Feeding time produces a frenzy as the human clones strain against the railings around their pens. But this is no ordinary farm.
Run by a fast-growing company called Humaclone, this facility has become the world’s largest centre for the cloning of even more Chinese people.
The technology involved is not particularly novel – but what is new is the application of mass production.
The first shed contains 20,000 human clones in two long rows. They look perfectly normal, as one would expect, but each of them is carrying cloned embryos. Many are clones themselves.
The Chinese population has grown steadily but has tapered off in the last decade, and China needs more workers to work in the factories. There may be future viruses killing millions of people, so it’s always good to have spares.
Xian Xing Long, a technician on the farm says: “We have orders coming in every day, we make one batch, then another batch.
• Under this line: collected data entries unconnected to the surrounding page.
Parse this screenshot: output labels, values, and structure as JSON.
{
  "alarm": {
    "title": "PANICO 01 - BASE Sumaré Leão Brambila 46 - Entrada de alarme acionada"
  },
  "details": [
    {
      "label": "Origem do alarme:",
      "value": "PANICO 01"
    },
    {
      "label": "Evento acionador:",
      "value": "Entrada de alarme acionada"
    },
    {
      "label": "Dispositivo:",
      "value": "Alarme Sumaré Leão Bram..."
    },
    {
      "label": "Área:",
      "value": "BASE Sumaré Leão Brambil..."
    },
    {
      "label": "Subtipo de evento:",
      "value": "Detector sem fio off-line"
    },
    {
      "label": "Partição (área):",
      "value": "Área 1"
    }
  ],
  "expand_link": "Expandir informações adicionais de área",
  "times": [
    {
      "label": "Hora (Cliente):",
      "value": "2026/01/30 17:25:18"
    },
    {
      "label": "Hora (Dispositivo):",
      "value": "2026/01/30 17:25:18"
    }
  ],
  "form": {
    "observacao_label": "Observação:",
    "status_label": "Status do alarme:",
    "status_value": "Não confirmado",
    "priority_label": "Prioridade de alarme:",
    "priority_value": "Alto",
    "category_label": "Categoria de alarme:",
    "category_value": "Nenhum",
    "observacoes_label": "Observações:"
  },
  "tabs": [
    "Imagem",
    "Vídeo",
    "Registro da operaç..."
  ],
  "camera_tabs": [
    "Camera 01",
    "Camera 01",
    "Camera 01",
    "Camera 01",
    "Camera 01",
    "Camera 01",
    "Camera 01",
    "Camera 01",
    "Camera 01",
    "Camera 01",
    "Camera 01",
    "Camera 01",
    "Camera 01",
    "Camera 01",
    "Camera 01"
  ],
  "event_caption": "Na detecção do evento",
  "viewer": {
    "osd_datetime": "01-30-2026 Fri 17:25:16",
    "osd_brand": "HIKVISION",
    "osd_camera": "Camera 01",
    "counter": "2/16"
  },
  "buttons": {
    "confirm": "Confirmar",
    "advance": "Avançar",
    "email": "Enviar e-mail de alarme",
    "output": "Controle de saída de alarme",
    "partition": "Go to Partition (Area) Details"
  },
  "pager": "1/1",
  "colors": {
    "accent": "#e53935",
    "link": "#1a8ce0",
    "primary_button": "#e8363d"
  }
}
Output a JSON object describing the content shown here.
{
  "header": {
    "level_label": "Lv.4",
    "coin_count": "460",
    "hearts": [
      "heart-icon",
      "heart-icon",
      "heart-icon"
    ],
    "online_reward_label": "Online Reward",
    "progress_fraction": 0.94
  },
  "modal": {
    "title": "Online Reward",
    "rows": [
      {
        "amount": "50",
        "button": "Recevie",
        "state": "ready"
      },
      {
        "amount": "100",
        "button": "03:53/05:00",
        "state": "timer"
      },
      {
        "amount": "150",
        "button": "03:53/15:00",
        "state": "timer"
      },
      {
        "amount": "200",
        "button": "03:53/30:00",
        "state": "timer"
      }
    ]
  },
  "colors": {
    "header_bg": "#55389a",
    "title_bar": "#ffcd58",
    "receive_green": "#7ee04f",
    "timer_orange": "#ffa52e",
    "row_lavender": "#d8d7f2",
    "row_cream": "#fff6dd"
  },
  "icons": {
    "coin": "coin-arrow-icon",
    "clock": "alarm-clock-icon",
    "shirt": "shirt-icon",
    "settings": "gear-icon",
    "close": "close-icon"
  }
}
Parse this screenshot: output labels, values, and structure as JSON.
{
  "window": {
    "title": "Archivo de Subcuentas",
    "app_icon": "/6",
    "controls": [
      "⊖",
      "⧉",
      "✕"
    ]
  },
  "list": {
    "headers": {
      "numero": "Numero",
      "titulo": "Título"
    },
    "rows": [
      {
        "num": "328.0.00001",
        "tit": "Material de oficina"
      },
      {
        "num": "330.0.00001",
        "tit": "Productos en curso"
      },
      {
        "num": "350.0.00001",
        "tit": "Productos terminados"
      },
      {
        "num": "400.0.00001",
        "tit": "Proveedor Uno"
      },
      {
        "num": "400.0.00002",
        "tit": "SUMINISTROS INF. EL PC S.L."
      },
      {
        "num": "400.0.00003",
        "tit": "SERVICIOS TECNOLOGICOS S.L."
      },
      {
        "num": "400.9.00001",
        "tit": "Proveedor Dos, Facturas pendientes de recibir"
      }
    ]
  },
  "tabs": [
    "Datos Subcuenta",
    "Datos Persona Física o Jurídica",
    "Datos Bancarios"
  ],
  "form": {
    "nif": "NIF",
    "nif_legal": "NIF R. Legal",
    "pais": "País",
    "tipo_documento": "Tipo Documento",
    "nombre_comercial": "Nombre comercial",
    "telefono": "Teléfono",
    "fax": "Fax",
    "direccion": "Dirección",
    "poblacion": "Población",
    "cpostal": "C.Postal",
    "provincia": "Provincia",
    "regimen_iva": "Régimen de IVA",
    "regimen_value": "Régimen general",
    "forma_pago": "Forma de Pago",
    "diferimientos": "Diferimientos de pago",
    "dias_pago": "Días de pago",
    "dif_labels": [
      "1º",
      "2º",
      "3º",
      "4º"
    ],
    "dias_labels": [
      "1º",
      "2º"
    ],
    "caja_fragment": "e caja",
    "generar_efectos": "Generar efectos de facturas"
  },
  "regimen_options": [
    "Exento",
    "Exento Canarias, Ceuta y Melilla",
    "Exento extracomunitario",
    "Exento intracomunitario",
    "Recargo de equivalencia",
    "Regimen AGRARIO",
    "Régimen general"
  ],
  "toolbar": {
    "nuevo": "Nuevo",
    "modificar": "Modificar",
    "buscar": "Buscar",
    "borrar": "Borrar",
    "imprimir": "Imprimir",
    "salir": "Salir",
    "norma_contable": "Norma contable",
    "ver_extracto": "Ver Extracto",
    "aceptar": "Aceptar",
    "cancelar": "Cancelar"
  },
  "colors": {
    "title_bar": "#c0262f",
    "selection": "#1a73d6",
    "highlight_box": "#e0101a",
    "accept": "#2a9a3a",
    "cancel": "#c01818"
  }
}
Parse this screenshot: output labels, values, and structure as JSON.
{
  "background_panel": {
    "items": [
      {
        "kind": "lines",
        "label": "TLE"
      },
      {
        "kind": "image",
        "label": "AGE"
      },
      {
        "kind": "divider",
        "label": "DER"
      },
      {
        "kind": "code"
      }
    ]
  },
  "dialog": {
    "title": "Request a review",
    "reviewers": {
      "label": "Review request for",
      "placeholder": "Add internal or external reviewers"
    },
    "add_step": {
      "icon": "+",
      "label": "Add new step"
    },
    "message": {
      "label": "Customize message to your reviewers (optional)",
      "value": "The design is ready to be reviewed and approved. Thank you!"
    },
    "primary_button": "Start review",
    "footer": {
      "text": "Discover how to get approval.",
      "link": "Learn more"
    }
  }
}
Our goal is to increase the population of China to hit 8 billion by 2020.”
The human clones are given traditional Chinese names, fed, and clothed then shipped out all over China to start work.
“It fills me with pride to see the clones go off to work. Their DNA is structured for each type of work they are ordered to do. All for the good of Mother China. I am very proud of our achievement,” another technician on the farm revealed.
What could POSSIBLY go wrong with that genetic experiment?